At the beginning of a faculty/staff community meeting called to discuss these and other issues, Snyder announced that a GLBT anti-discrimination clause was soon to be put up for consideration before the Board of Trustees cabinet, and said she felt optimistic that it would finally be approved.
Turning then to the other main concerns raised by the protest and G&H report, Snyder expressed faith in her audience, most of whom she knew well from her old job as PVCC President prior to Franklin. "I don't believe that this is a racist group of people, one way or the other. I mean that," she said earnestly.
![]() Jackie Snyder |
"We may not want to hear it, I don't want to hear it. But there is a perception in the community that Penn Valley is a racist place. I have heard that from the community, over and over and over. How can we change that perception?"
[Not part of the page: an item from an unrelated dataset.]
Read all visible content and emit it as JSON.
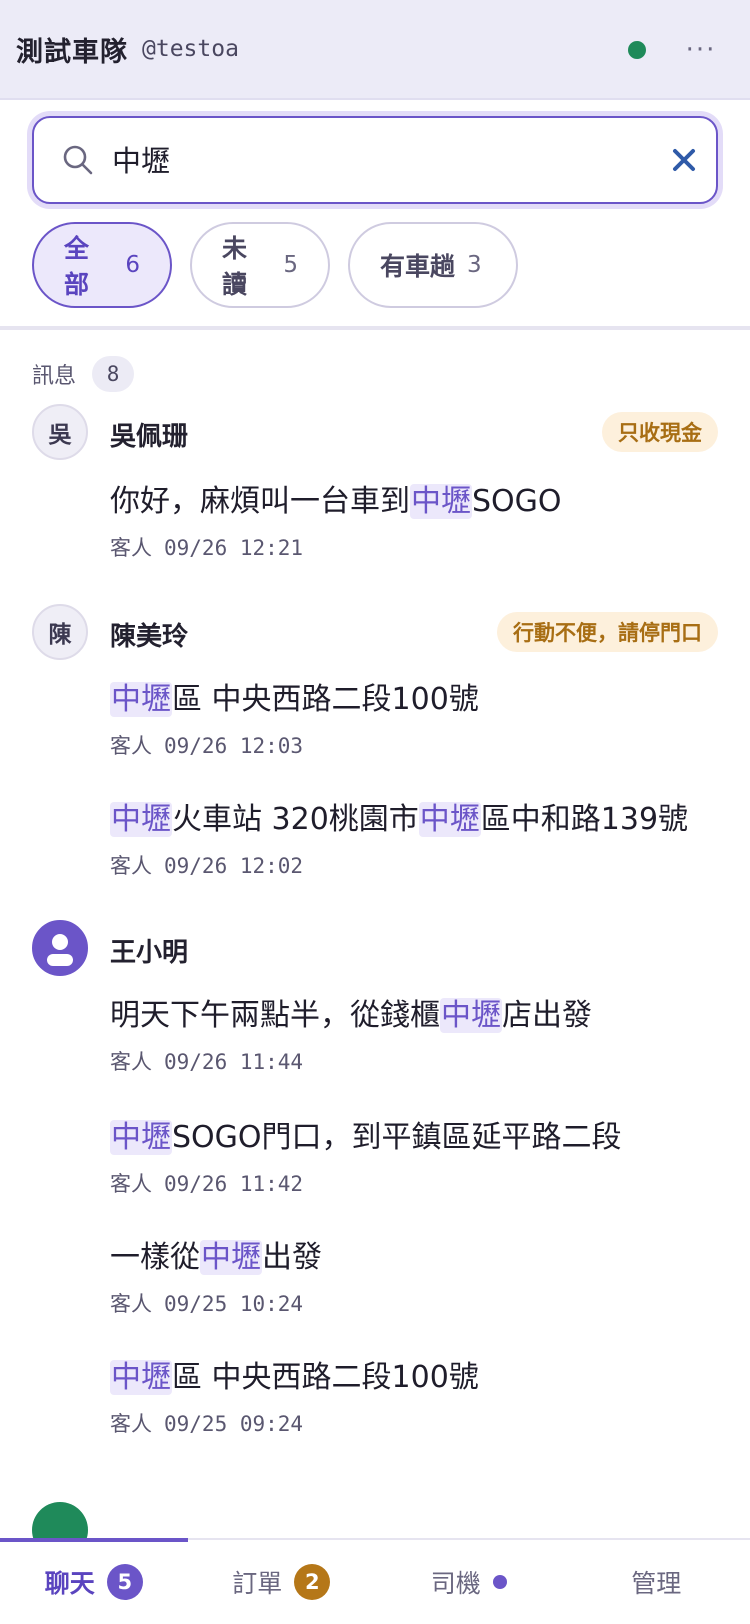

She said regardless of objections to the methodology and presentation of the report, and though the recommendations made by G&H were mostly ideas that had already been under discussion for some time at Penn Valley, the challenge to faculty and staff remains.
"Students come to us, and they don't understand the college climate. They don't understand what it's like to be in a college class, what the expectations are, how they ought to behave, all sorts of things that we're working with. So a teacher that has an expectation of this this and this, they may receive something else. I'm just saying that's a part of the mix of dealing with this issue--the fact that a student has never been in a college classroom."
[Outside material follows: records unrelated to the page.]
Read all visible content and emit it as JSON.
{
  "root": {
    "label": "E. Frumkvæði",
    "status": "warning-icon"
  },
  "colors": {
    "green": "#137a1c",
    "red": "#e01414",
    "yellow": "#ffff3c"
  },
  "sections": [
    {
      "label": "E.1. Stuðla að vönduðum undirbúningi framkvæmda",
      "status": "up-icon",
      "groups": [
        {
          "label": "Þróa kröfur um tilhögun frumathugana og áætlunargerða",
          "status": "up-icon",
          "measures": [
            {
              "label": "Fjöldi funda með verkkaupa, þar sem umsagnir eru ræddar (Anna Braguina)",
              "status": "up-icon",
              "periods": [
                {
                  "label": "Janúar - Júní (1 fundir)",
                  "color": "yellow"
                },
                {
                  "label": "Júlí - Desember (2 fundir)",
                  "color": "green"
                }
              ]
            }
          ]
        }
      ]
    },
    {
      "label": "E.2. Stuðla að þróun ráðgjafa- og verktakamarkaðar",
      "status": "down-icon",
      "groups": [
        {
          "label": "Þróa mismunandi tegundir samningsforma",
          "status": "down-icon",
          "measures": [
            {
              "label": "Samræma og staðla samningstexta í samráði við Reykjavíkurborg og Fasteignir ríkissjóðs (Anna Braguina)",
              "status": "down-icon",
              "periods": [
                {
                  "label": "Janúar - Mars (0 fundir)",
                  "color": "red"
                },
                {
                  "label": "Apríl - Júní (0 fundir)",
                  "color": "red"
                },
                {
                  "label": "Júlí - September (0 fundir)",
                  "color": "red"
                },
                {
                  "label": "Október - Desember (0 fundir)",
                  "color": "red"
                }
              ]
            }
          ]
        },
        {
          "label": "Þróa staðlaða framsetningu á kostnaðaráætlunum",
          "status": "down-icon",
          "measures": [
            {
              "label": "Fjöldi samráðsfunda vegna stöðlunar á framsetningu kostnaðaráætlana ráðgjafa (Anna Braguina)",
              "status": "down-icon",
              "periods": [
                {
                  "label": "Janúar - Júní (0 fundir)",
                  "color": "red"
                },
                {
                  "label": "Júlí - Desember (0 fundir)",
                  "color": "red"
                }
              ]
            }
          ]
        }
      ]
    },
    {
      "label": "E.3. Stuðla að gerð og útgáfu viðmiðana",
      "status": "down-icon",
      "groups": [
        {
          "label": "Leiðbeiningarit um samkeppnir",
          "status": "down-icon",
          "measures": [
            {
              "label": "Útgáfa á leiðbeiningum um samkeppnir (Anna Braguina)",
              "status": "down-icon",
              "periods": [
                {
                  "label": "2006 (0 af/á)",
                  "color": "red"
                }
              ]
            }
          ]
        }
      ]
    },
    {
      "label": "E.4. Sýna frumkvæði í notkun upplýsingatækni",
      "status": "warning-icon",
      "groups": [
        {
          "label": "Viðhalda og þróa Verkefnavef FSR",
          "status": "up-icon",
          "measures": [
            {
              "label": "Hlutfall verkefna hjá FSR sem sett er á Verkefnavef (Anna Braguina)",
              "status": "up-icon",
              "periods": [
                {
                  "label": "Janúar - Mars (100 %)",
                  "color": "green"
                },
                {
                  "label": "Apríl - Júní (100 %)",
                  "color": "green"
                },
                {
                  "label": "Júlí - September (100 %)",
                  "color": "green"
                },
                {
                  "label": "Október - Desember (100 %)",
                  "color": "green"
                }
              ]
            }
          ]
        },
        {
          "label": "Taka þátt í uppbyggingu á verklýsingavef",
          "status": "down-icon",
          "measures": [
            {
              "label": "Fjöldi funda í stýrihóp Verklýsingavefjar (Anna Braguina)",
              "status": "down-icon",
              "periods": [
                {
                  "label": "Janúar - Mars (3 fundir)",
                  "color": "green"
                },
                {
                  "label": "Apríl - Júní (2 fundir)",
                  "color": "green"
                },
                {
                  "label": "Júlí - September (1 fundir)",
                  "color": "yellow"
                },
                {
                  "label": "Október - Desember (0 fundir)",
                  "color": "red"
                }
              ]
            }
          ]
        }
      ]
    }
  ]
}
Snyder said inner city community colleges across the country are facing identical challenges, but perhaps the best way to begin meeting them at PVCC is to acknowledge that change is required.
"It could be the value of this, is that we've struggled all out here together. And we've said we're not happy. We're not happy with the way things are going, one way or the other. So how do we get to the next step?"
And she emphasized that the G&H report may be worthwhile in helping to ease external community relations, even if it has been internally disturbing.
"One of the things I think is valuable, is the consultant who was used is a person who is respected in the community," she said. "And if that person said that there's nothing here bad, that is a tool that we can now use. So, as painful and awkward as it has been, we have nothing to hide. We can go forward."
Three hundred sixty days on, does Ferguson, the protest leader and still President of BSA, feel it was all worthwhile?
"I'd say yes, for the most part," she answers, taking time out from a BSA meeting. "I don't want to jump to any conclusions because I don't know all that's going on in the process now… The awareness of students feeling they can actually do something is being known. I think that's really good, not only letting Penn Valley know, but letting our Chancellor know, we have concerns like everyone else. At the end of the day you still want to be treated with respect. And I'm thinking that slowly, we're working thru the process."
Ferguson adds that especially for her personally, "It was worth it. In the beginning, I had my doubts, and I kinda had my suspicions - with anything like this you're going to have those. But every day, every moment since May 7, 2007, I've regretted nothing. I don't regret the day, at 11 o'clock I walked out of class to walk around the school, to hand a letter to the Chancellor, to let her know, this is what's going on, this is how I feel. Since May 7, my whole life has changed, not only as a student, but as a member of leadership. I've been places, talked to people that I never thought I would've talked to. Faculty members are like, I'm so glad you did this. I'm so glad that you actually stepped up. Students are like Oh! You did that? And they're thinking it's somebody - but I'm just a regular student, just like them. And it's regular people that do extraordinary things, so I don't regret anything. Nothing at all."